Marketing with Meaning: A Conversation with Emily Cichy @ Stanley 1913
Moving from over a decade at one of the world’s most iconic brands (The Walt Disney Company) to one of the world’s fastest-growing (Stanley 1913) created a unique challenge for Emily Cichy: would it be possible to decouple a company’s environmental footprint from its business growth?
As Vice President of Sustainability and Social Impact at Stanley 1913, Emily has been working to do just that. Through a combination of industry-leading investments in recycled materials, innovative Take Back programs, and the launch of a global philanthropic program that invests in dynamic leaders and inventive sustainability solutions, Emily's work ensures that sustainability and purpose are at the heart of Stanley 1913's brand, products, and culture.
With a deep belief in the power of brands to drive sustainability and a sharp focus on building authentic, substantiated, humble, and bold consumer-driven narratives, in this Marketing with Meaning interview Emily shares her thoughts about the ways brands can intentionally use purpose-driven campaigns to navigate risk, the value of flexibility to leverage the latest trend or address real-time events, and the importance of books in reinforcing empathy and curiosity.
1. What’s one shift you’re seeing right now that’s redefining how brands connect with people, for better or worse?
Brands as community builders. For consumers, it’s no longer just about buying a product – it’s about joining a conversation and a shared sense of values with the brands they love. Ten years ago, a water bottle was just that: a vessel to carry water. Now it’s a status essential that conveys identity and originality for the user. This shift has turned hydration into a form of cultural participation – for users focused on style, wellness, self-expression, sustainability.
2. Is cultural relevance more about a brand staying true to its own voice and values, or aligning with its audience’s? Where do brands most often get that balance wrong?
Cultural relevance means staying true to your brand’s voice and values while meeting the moment. Audiences and their interests inevitably grow and change; when developed and executed well, a brand’s voice and values will carry it through the cultural changes at hand.
Consumer insights help find the balance between relevance and consistency – your community will keep you honest. Listen to them!
3. Can you share a campaign or story that’s really stuck with you, something that’s shaped how you lead or think about your work?
I often reflect on notable campaigns wherein the brands involved took what appeared to be major risks in the marketplace, but in fact, these campaigns were so intentionally purpose-driven that they weren’t really risks at all. They were values-driven, credible, and courageous – think Nike “Just Do It” with Colin Kaepernick.
More recently, our team admired the E.L.F. Beauty “Change the Board Game” campaign which added a dose of humor – an incredible tool for resonating with audiences and garnering attention to message.
4. How can brands talk about purpose or sustainability in ways that feel real, not performative?
Do the work. Brands need real commitments and results to build credibility.
Prioritize. Identify the most meaningful things your brand is doing and focus on those. Don’t try to communicate everything.

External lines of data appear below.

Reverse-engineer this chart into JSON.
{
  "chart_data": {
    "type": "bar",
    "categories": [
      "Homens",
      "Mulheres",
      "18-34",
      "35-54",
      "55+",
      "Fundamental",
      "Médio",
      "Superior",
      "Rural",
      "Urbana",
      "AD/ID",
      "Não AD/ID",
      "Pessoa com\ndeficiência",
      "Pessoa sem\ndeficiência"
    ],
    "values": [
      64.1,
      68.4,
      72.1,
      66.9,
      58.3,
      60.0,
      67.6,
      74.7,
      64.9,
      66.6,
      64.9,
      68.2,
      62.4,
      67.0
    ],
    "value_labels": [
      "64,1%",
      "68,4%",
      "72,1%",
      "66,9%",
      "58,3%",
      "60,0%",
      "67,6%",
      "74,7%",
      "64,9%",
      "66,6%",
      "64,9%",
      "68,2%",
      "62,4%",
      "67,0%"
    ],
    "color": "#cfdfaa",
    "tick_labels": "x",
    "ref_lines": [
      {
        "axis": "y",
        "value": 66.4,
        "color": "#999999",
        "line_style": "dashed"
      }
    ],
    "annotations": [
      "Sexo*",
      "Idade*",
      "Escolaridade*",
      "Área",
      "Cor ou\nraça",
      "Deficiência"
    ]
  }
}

Show the Receipts. Brands must demonstrate decisions that put people, planet, purpose first, and be accountable to results.
5. Please share something you learned about your audience in the last year that completely surprised you or caused you to change your strategy?
As a marketplace, there still seems to be widespread belief that opting for sustainable products means compromise – on performance, on style, on price. At Stanley 1913, this is not the case. But we have a role to play in shaping consumer perceptions and expectations on sustainability.
This year we launched a Take Back program where we offer consumers the chance to return their well-loved products to ensure they are properly handled. Our email marketing around this program had some of the highest performing metrics – open rates and click throughs – that we’ve seen, and it was largely editorial sustainability messaging about circularity, not marketing a hot product or glitzy partnership. This opened many eyes to what is possible when we weave purpose organically into how we engage consumers.
6. What skill do you wish you’d developed 10 years ago that would have accelerated your career or made you a more effective communicator?
Personally, I’m working on purpose-led agility, meaning getting faster and more responsive to things that are happening around the brand. It’s easy to follow a pre-set calendar, but much harder to hold space for the world immediately in front of us. I’m working on how we can pivot from our long-term plans to address real-time events… not as an opportunist, but as a brand and a professional with a clear sense of purpose.
7. When you’re not thinking about marketing or communications, what inspires your creativity or keeps you grounded?
I love to read. Books, specifically. Books give us the time and space to sit with a distinct character, a different lived experience, a new culture, another time or place. For me, reading reinforces both empathy and curiosity – two critical characteristics for purpose, sustainability, and marketing.